Age differences in the control of a precision reach to grasp task within a desktop virtual environment

The purpose of this experiment is to investigate the fine motor performance of young and older adults on a reach to grasp task in a desktop virtual environment with increasing precision requirements. Aging brings about potential loss of an individual's function due to disease, injury, or the degenerative nature of aging itself. Three-dimensional virtual environments have been identified as systems with good potential to ameliorate such problems in older individuals, and precise fine motor skills represent an important class of functional skills. Two groups of participants (Young, =10, mean age 21.3 years, range 20–24, senior, =10, mean age 70.7 years, range 60–85) performed a reach to grasp in a desktop virtual environment with simple, low contrast graphics. Results indicate that visual feedback of the hand for sensory guidance of movement did not improve motor performance for either group, and that as precision requirements of the task increased, age group differences in movement time and peak grasp aperture also increased.
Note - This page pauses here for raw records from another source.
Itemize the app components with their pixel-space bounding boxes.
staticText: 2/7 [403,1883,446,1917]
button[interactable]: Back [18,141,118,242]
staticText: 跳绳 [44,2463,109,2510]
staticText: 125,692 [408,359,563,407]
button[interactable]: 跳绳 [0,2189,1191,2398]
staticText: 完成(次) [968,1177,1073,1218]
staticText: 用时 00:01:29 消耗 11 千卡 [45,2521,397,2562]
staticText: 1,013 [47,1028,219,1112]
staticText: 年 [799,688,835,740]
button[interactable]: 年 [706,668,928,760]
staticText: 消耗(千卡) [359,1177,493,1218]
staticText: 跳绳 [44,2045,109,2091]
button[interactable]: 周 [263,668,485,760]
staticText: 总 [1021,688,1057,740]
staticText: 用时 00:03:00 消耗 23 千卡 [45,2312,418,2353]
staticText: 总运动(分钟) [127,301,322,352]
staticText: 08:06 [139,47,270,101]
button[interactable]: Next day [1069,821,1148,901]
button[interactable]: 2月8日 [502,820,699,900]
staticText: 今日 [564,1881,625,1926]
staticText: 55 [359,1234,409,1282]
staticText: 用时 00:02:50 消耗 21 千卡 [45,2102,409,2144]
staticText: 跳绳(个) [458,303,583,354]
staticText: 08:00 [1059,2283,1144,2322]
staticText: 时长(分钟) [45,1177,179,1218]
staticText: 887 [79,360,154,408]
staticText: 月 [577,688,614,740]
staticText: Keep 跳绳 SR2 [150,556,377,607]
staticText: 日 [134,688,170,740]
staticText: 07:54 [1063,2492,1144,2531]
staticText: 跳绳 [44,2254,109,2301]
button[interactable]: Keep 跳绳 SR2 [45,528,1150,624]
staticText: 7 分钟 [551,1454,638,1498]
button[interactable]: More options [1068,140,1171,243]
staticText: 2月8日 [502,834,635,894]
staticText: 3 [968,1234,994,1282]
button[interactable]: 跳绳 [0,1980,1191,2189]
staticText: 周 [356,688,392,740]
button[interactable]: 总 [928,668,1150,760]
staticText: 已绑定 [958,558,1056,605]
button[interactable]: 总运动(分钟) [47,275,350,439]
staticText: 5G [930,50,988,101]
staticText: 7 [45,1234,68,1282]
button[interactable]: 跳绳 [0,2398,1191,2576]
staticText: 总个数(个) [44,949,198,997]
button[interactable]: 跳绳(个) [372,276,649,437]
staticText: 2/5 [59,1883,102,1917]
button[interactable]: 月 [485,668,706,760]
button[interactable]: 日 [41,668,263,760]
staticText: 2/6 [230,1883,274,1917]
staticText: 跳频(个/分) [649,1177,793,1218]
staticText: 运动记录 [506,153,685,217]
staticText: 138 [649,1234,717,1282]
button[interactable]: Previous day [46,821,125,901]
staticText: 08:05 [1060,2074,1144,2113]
These findings extend the literature on age group differences in human motor control across the lifespan and differ from previous studies which showed presence of visual feedback of the hand improved motor performance in young adults. Differences in luminance contrast levels in past studies and the current one suggest that control over this feature of the visual scene is an important design consideration for all end-users and warrants additional investigation. Additional recommendations for age-specific design of three dimensional user interfaces include usage of tangibles that are sufficient in size to limit detrimental effects for older adults.